Voltar ao palco depois de tanto tempo é como uma volta ao lar. O cheiro das cortinas, o som abafado dos passos no piso de madeira e a expectativa do público à espreita, lá fora... Tudo parece novo, mas, ao mesmo tempo, familiar. É nesse instante que o coração dispara e você sente a magia tomar conta — aquele instante em que o teatro volta a pulsar dentro de você. Um prazer visceral de estar em cena, algo que só quem experimenta o teatro ao vivo consegue descrever.

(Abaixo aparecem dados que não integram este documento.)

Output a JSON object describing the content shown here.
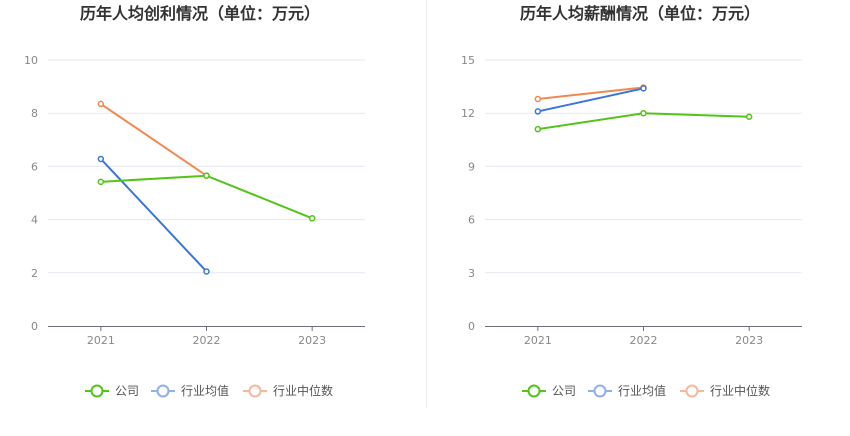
{
  "chart_data": [
    {
      "type": "line",
      "title": "历年人均创利情况（单位：万元）",
      "categories": [
        "2021",
        "2022",
        "2023"
      ],
      "ylim": [
        0,
        10
      ],
      "yticks": [
        0,
        2,
        4,
        6,
        8,
        10
      ],
      "ytick_labels": [
        "0",
        "2",
        "4",
        "6",
        "8",
        "10"
      ],
      "grid": true,
      "legend_position": "bottom-center",
      "series": [
        {
          "name": "公司",
          "color": "#52c41a",
          "values": [
            5.42,
            5.65,
            4.05
          ]
        },
        {
          "name": "行业均值",
          "color": "#3a75db",
          "values": [
            6.28,
            2.05,
            null
          ]
        },
        {
          "name": "行业中位数",
          "color": "#f0894f",
          "values": [
            8.35,
            5.65,
            null
          ]
        }
      ]
    },
    {
      "type": "line",
      "title": "历年人均薪酬情况（单位：万元）",
      "categories": [
        "2021",
        "2022",
        "2023"
      ],
      "ylim": [
        0,
        15
      ],
      "yticks": [
        0,
        3,
        6,
        9,
        12,
        15
      ],
      "ytick_labels": [
        "0",
        "3",
        "6",
        "9",
        "12",
        "15"
      ],
      "grid": true,
      "legend_position": "bottom-center",
      "series": [
        {
          "name": "公司",
          "color": "#52c41a",
          "values": [
            11.1,
            12.0,
            11.8
          ]
        },
        {
          "name": "行业均值",
          "color": "#3a75db",
          "values": [
            12.1,
            13.4,
            null
          ]
        },
        {
          "name": "行业中位数",
          "color": "#f0894f",
          "values": [
            12.8,
            13.45,
            null
          ]
        }
      ]
    }
  ],
  "legend_colors": [
    "#52c41a",
    "#8fb0ec",
    "#f5b99a"
  ]
}
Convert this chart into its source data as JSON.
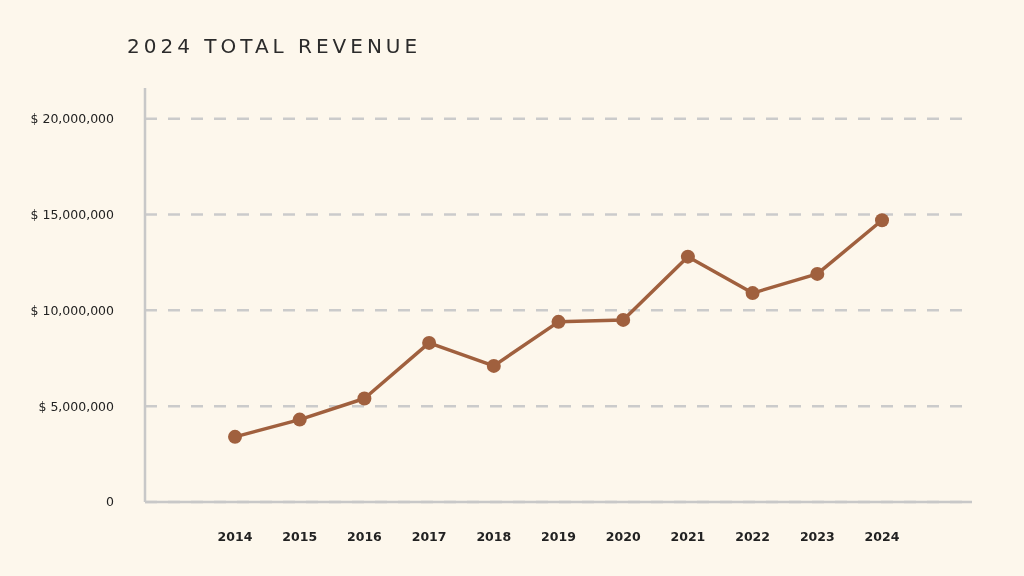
{
  "chart_data": {
    "type": "line",
    "title": "2024 TOTAL REVENUE",
    "categories": [
      "2014",
      "2015",
      "2016",
      "2017",
      "2018",
      "2019",
      "2020",
      "2021",
      "2022",
      "2023",
      "2024"
    ],
    "series": [
      {
        "color": "#a0603e",
        "values": [
          3400000,
          4300000,
          5400000,
          8300000,
          7100000,
          9400000,
          9500000,
          12800000,
          10900000,
          11900000,
          14700000
        ]
      }
    ],
    "ylim": [
      0,
      21600000
    ],
    "yticks": [
      0,
      {
        "value": 5000000,
        "label": "$ 5,000,000"
      },
      {
        "value": 10000000,
        "label": "$ 10,000,000"
      },
      {
        "value": 15000000,
        "label": "$ 15,000,000"
      },
      {
        "value": 20000000,
        "label": "$ 20,000,000"
      }
    ],
    "grid": "y",
    "marker": "circle",
    "line_style": "solid"
  }
}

O teatro tem esse caráter único de troca instantânea — você sente a energia da plateia em tempo real. Cada respiração, cada risada contida ou aplauso é uma conversa sem palavras com aqueles que estão diante de você. Essa troca de energia é o que dá vida à cena, tornando cada apresentação única e irrepetível.

Afinal, o teatro exige uma atenção completa ao presente. No palco, não há “take dois”. Estar em cena é um ato de pura presença. Não há espaço para repetir ou corrigir, e isso traz uma intensidade que é quase viciante. Cada segundo exige uma entrega total, onde o passado se dissolve e o futuro não importa.

O palco é onde o ator encontra sua maior liberdade. Ali, o corpo e a voz se expandem em sintonia com a imaginação. E essa liberdade criativa, em meio ao olhar atento da plateia, é como um voo livre, mas profundamente consciente de cada movimento.

Estar de volta ao palco é um reencontro não só com o público, mas com uma parte de mim que ficou em pausa. É como vestir novamente uma roupa antiga que nunca perdeu o caimento. O prazer vem não só da performance, mas do simples fato de estar ali, no lugar onde sempre senti que pertenço.

Após o último aplauso, há um momento mágico. Sair de cena é como deixar para trás um peso e, ao mesmo tempo, levar consigo a leveza da entrega. A cura acontece nesse espaço entre o ato e o cotidiano, onde emoções foram liberadas e histórias contadas. É um renascimento, um estado de espírito renovado, que transforma não apenas o ator, mas também a energia que ele traz para o mundo fora do palco.

Quando as luzes do palco se apagam e o público se levanta, sinto que algo em mim se realinha. O teatro cura, não só quem assiste, mas quem vive nele. A cada gesto, a cada palavra, há uma renovação, um abraço invisível entre a alma do ator e o mundo. Voltar ao palco, depois de tantos anos foi como reencontrar uma antiga parte de mim que esperava pacientemente para ressurgir. E, agora, ao descer desse palco, deixo com ele um pedaço de alegria e levo comigo a certeza de que o teatro sempre será esse espaço onde a vida se reinventa e o espírito se fortalece.